I shifted my gaze away when my assistant caught me staring and nodded when he asked if he should kick up the speed some more. I nodded but watched Dom flinch a little as he had to adjust his gait to keep up with the machine. His dark eyebrows were furrowed. His already bronze complexion looked even darker and I could hear him breathing audibly behind the mask strapped to his face. I watched as his arms pumped hard at his sides, the left one flowing free and easily like it was supposed to while the right one moved stiffly and awkwardly. I didn’t have any doubt that he could chase a bad guy down in a footrace, but I was starting to wonder if he could hold on to them when he caught up. His mobility on the left side was fluid and sure; the right side of his body looked like it should be attached to a much older man with arthritis.
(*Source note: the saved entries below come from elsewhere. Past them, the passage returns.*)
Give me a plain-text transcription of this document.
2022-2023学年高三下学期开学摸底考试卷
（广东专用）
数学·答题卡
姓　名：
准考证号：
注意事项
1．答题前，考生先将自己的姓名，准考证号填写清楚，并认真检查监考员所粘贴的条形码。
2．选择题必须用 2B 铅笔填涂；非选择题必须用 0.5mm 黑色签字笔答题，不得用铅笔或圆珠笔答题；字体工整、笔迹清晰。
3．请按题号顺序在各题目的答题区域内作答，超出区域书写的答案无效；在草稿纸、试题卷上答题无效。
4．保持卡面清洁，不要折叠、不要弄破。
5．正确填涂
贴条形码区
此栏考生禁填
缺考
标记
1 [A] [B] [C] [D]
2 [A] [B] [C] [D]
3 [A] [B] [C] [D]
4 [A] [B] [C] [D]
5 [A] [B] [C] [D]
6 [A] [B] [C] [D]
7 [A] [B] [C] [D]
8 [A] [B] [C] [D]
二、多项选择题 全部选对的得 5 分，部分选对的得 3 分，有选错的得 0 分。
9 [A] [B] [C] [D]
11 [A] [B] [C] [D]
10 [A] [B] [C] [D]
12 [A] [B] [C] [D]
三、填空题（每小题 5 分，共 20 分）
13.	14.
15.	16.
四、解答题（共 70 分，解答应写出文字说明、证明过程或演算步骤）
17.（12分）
He was struggling. But he wouldn’t say anything. In fact, when the treadmill went up to the highest setting, which was the last ten minutes, he would run through and not offer a single complaint. I frowned at him because I knew that that kind of exertion wasn’t good for his leg. The body had its own language and if you refused to listen to what it was telling you, then chances were you were doing more harm than good. When my assistant asked to kick it up the last time, I shook my head in the negative and saw Dom’s very dark green eyes narrow at me. I knew that if he didn’t have the plastic ventilator covering the entire lower part of his face I would be getting an earful.